5.7k views Asked by At

Which POS tagger is fast and accurate and has a license that allows it to be used for commercial needs? For testing, I used Stanford POS which works well but it is slow and I have a license problem.

2

There are 2 answers

0
Laughing Horse On

I've had some successful experience with a combination of nltk's Part of Speech tagging and textblob's. Both are open for the public (or at least have a decent public version available).

http://textanalysisonline.com/nltk-pos-tagging

https://textblob.readthedocs.io/en/dev/

0
noɥʇʎԀʎzɐɹƆ On

You can use nltk.

>>> import nltk
>>> text = nltk.word_tokenize("And now for something completely different")
>>> nltk.pos_tag(text)
[('And', 'CC'), ('now', 'RB'), ('for', 'IN'), ('something', 'NN'),
('completely', 'RB'), ('different', 'JJ')]

Explanation:

word_tokenize first correctly tokenizes a sentence into words.
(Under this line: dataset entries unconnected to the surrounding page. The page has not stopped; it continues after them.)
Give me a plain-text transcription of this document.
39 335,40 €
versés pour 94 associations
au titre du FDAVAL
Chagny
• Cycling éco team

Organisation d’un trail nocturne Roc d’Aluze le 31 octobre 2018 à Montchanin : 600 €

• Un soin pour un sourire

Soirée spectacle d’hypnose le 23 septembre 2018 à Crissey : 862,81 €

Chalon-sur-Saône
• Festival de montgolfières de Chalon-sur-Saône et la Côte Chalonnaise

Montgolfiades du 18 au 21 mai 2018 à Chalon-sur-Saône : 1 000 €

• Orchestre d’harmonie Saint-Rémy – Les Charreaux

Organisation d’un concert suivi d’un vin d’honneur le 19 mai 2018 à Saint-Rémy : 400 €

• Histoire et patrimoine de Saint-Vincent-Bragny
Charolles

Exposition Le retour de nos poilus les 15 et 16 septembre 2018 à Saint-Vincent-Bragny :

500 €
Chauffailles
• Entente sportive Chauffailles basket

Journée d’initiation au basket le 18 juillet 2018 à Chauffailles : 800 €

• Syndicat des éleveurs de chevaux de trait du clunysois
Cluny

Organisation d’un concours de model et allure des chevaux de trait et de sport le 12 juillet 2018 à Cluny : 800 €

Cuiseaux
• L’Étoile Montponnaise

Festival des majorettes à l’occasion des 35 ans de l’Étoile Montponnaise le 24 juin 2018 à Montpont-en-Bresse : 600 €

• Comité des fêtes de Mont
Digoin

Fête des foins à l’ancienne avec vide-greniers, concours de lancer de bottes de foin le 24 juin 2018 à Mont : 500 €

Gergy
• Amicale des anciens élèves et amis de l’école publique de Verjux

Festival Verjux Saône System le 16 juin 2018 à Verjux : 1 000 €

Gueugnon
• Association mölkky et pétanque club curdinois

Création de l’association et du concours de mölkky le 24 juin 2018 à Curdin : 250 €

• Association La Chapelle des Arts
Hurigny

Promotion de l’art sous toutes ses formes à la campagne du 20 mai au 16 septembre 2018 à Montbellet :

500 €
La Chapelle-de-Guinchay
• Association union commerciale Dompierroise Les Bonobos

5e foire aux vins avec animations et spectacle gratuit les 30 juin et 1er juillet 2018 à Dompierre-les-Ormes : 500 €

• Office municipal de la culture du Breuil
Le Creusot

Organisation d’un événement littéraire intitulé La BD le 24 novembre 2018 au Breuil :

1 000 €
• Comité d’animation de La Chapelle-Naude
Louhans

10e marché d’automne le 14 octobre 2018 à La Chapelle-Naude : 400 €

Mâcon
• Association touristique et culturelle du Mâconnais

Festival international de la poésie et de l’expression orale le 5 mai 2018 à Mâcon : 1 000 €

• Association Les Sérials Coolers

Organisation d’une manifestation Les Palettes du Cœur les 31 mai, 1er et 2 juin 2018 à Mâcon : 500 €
Also available is a sentence tokenizer.

Then, pos_tag tags an array of words into the Parts of Speech.

More information available here and here.

See this answer for a long and detailed list of POS Taggers in Python.

NLTK is not perfect. In fact, no model is perfect.


You may need to first run

>>> import nltk; nltk.download()

in order to load the tokenizer data.